Street sand and salt have become hot commodities in New Hyde Park, even after Governor Andrew Cuomo announced an extra 400 tons would be sent to Long Island to combat future snowstorms. New York has used 46,000 tons of salt less than two months in 2014, according to New York State officials. The state on average, uses 30,000 tons per year.

 

New Hyde Park Village officials held a conference call with the state on Tuesday, Feb. 4, discussing the release of additional street sand and salt to local municipalities. The village has used more than 800 tons since the first major storm in December.

 

Prior to the storm waves, New Hyde Park had 560 tons of salt and sand on hand, which has been depleted.

 

New Hyde Park has used 117.68 tons of salt and 122.70 tons of sand over the last three snowstorms on 47 lane miles of roadway, dating back to Christmas Eve.

 

“The logistics of [the state delivery], who’s going to get it; there’s a lot of questions,” said Mayor Robert Lofaro. “The supply of sand and salt on hand has dwindled down to low levels. It seems like every other day, we have another winter event." “I appreciate the work the department of public works is doing and the residents that clear their sidewalks.”

 

Public Works Superintendent Tom Gannon said New Hyde Park has between 20 and 30 tons of sand and salt left.
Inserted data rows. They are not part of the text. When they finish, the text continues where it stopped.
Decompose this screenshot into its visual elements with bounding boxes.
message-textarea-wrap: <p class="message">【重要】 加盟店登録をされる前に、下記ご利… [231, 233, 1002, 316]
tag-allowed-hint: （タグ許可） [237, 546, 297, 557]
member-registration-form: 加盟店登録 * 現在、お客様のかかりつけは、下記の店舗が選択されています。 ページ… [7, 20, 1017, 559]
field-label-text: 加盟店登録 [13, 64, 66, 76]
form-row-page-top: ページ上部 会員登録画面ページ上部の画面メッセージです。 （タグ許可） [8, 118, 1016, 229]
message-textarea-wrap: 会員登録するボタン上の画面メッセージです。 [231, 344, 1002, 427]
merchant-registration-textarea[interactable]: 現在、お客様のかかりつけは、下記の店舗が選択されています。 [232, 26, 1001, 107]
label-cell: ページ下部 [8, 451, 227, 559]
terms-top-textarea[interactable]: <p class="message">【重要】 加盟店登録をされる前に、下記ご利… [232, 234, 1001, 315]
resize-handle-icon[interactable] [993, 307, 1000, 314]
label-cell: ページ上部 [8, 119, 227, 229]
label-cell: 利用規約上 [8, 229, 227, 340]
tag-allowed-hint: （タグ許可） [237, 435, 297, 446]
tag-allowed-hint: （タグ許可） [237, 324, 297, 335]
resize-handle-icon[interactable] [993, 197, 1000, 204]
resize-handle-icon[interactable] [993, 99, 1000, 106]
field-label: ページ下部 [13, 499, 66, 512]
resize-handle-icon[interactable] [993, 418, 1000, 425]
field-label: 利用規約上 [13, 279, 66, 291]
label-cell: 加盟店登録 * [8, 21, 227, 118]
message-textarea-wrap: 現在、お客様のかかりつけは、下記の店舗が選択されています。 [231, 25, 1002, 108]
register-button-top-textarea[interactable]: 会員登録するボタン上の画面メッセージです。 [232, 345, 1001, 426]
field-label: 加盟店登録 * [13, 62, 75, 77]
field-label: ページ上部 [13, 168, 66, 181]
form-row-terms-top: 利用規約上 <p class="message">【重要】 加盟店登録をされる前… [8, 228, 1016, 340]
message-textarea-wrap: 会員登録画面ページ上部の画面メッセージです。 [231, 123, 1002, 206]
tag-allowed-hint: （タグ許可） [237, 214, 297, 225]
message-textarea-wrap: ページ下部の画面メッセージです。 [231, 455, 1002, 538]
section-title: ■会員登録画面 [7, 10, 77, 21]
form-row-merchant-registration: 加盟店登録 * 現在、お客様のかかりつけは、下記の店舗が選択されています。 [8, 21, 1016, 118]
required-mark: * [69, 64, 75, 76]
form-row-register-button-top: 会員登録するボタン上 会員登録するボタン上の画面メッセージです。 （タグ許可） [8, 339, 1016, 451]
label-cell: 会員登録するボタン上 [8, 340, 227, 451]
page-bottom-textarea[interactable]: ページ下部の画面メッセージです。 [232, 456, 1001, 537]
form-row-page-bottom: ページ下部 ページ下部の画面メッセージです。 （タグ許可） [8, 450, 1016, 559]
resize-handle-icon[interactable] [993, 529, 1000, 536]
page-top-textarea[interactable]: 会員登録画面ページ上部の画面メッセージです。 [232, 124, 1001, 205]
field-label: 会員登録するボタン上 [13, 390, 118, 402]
The village pays $55.55 per ton of salt and $14.48 per ton to Atlantic Salt, a Staten Island-based company.

 

“We’ve used a lot this winter,” Gannon stated. “One ton of salt is one-yard of salt, 2,700 pounds of sand is one-yard of sand.”

 

The village is hoping to get more salt and sand to finish the winter with a solid supply and avoid shortages. However, Lofaro said New Hyde Park is just above the safe-zone.

 

“We’re hoping to get more deliveries,” said Lofaro. “We’re probably in better situations than most and those that need help should get it. It’s been a tough winter.”

 

Gannon said if the temperature is above 32 degrees, salt and plowing should clear roads effectively. Any lower and freezing should occur.

 

“I stick with the 50/50 mix because while the salt will melt the snow, the sand will always give you traction even if you don’t hit pavement,” Gannon stated. “If you use straight salt and don’t have the right temperature, it’ll still get icy.”